Adam Lee, Mitbegründer von Siduri und jetzt Pinot Noir unter dem Label Clarice herstellt, lehnt die Idee erhöhter Kennzeichnungsanforderungen ab. „Manche werden sagen, das bedeute, dass ich es unterstütze, vor der Öffentlichkeit zu verbergen, was in einem Wein enthalten ist, aber nichts könnte weiter von der Wahrheit entfernt sein“, sagt er. Lee weist darauf hin, dass sich Wein im Gegensatz zu den meisten verpackten Lebensmitteln mit jedem Jahrgang ändert. „Das bedeutet, dass sich die Bezeichnung von Jahr zu Jahr ändern müsste.“ Und TTB und Behörden in mehreren Bundesstaaten müssen viele, wenn auch nicht alle Änderungen an einem Etikett genehmigen – und die Bearbeitungszeiten sind zwar derzeit bescheiden, können jedoch variieren, was möglicherweise zu logistischen Problemen führt.

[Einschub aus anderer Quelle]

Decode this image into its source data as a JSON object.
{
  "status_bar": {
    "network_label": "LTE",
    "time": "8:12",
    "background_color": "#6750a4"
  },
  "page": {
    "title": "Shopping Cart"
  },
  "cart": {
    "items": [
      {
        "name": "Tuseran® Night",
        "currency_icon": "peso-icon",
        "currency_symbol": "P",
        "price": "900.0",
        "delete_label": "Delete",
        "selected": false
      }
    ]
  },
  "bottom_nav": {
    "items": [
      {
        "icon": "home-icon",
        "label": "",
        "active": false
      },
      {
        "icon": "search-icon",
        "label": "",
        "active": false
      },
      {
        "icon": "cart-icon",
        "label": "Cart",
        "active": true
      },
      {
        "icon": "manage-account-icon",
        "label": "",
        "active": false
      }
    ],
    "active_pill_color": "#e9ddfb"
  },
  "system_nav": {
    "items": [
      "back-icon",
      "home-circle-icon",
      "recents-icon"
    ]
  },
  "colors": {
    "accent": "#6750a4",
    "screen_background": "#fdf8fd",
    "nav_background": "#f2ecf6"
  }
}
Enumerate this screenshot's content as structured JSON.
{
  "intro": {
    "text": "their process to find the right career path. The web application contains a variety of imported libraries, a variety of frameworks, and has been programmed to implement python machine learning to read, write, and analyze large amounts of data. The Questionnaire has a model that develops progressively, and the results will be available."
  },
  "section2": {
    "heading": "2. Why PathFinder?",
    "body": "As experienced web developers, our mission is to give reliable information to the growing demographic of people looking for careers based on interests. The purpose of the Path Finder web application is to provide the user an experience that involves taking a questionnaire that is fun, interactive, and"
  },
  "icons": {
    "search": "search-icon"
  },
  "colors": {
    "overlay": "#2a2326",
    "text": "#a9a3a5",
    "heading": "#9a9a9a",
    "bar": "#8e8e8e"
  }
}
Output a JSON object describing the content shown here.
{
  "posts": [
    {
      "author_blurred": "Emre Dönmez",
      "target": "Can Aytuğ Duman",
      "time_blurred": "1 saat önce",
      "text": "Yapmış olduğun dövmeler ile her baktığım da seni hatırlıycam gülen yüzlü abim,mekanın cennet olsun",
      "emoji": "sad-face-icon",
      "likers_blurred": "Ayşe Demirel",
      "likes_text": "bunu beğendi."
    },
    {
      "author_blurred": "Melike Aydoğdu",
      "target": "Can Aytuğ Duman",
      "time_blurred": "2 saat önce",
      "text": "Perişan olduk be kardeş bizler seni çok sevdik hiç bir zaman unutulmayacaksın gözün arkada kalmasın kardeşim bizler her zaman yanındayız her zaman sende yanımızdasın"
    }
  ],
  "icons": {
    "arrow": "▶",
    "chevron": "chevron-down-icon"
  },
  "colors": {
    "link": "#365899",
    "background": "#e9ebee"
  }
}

„Was wäre, wenn ein Winzer ein paar Tage vor der Abfüllung beschließt, dass der Wein mit einem Weinsäurezusatz besser wäre? Es ist zu spät, das auf dem Etikett anzugeben, also muss der Winzer entweder einen Wein von schlechterer Qualität herstellen und legal sein oder sich entscheiden.“ einen besseren Wein zu machen, aber das Gesetz zu brechen.“
Er hat noch ein anderes Anliegen. „Zutatenetiketten sind eigentlich Zusatzstoffetiketten.“ Er weist darauf hin, dass Hefe auch dann als Zutat aufgeführt würde, wenn sie aus dem endgültigen Wein herausgefiltert wird. Wenn ein Wein von Natur aus einen hohen Säuregehalt aufweist, was einigen Verbrauchern gefallen könnte, würde Weinsäure nicht auf dem Etikett erscheinen (obwohl sie im Wein vorhanden ist), weil ein Winzer keine hinzufügen müsste.
Gibt es eine Kennzeichnungsregel, die die Verbraucher genau informiert? Es wird zweifellos viele öffentliche Kommentare geben, bevor TTB einen findet.